When she got to the border at North Portal, N.D., Harris found out her sponsor had not filed all the paperwork needed to work in Canada and that she had to go to the American consulate in Detroit. She says it would have cost $3,000 to $5,000 get a work visa, far more than the $80 she had in her pocket.

"Now, I've hit another wall,'' she says. "Maybe this isn't a good idea. It's causing me more stress than happiness.''

She wanted to turn to her father in Virginia, but she didn't want to tell him she was stuck again. Instead, she drove about nine hours to Canterbury Park near Minneapolis - the next closest track - only to find the office was closed for two days.

Her spirit was broken and Harris needed to fix it.

A convert to Buddhism, she knew of a temple in Chicago and figured she had enough gas and money to get there. A woman at the front desk mentioned that Arlington Park was about 20 minutes away.

The tracks in Chicago are among the most competitive in the nation, not an easy area for a female jockey in her late 30s looking for a start.

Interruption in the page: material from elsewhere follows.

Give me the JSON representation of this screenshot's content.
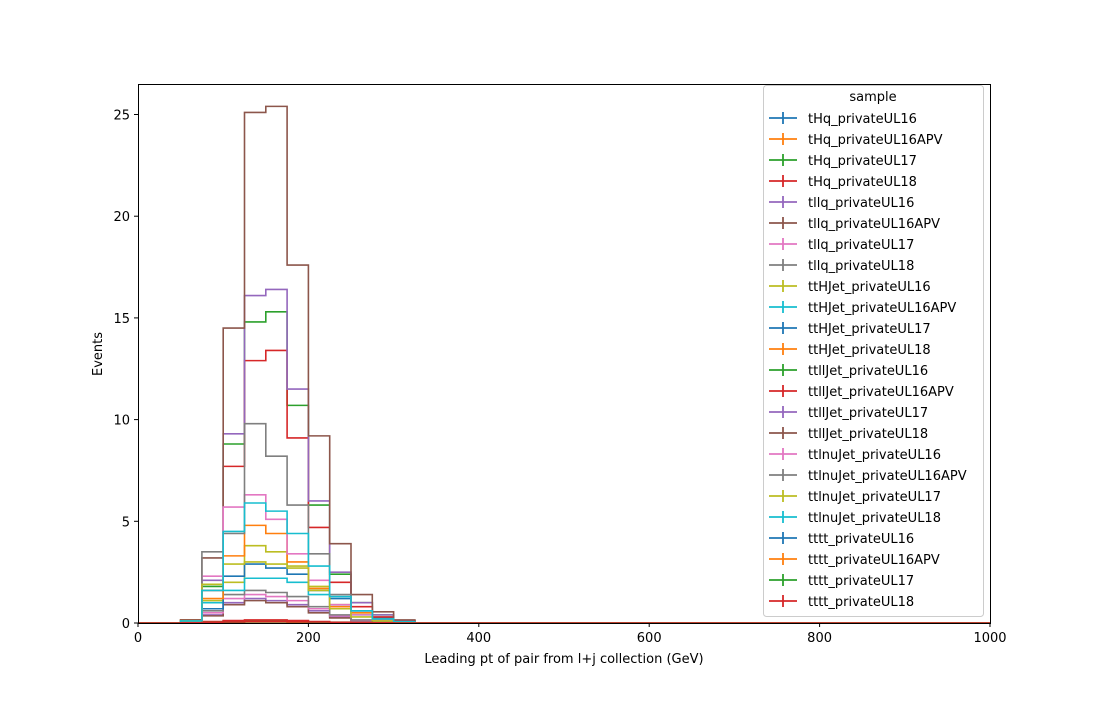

Mounts were hard to come by, and getting her license to race was a long, trying process.

She finally had her first pro race at Arlington in August, but she was still having trouble finding rides. And she was getting discouraged.

Harris caught a break at Hawthorne in early November, when trainer Charlie Bettis put her on Wildwood Pegasus - a horse with arthritic knees that other jockeys feared. They finished third that day, and Bettis kept her in the saddle.

Wildwood Pegasus won his next start on Dec. 1., giving Harris her first win, and they took first again a few weeks later.

"Everybody deserves a second chance in life,'' says Janell Bettis, Charlie's wife and assistant trainer. "A lot of people get fifth, sixth chances.''

And Harris is trying to make the most of hers.

In the past, she thought about killing herself but didn't act on it because of her religious beliefs. "It's just a basic tenet: You don't take the life of yourself or someone else,'' Harris says. "Otherwise, I would have put myself out of my misery a long time ago.''

Now, there's happiness.

The horses give her the focus and stability she needs, and the last year has "been beautiful.''

She has an apartment in the city, although she often stays at the track. Her relationships with her children are stronger than she would have imagined not too long ago. The two oldest live with their father in Ireland, while 14-year-old Toshi has been with Edward Sr. for about 12 years.

At times, Sylvia went months without contacting her parents. She still hasn't seen her mother in a few years, though they plan to get together soon.

"My faith in her never wavered,'' Evaliene says from her home in Simi Valley, Calif. "I figured it would take longer for her to get to a place where she could take care of herself.''

Sylvia Harris is doing that, finally. And she feels like a winner.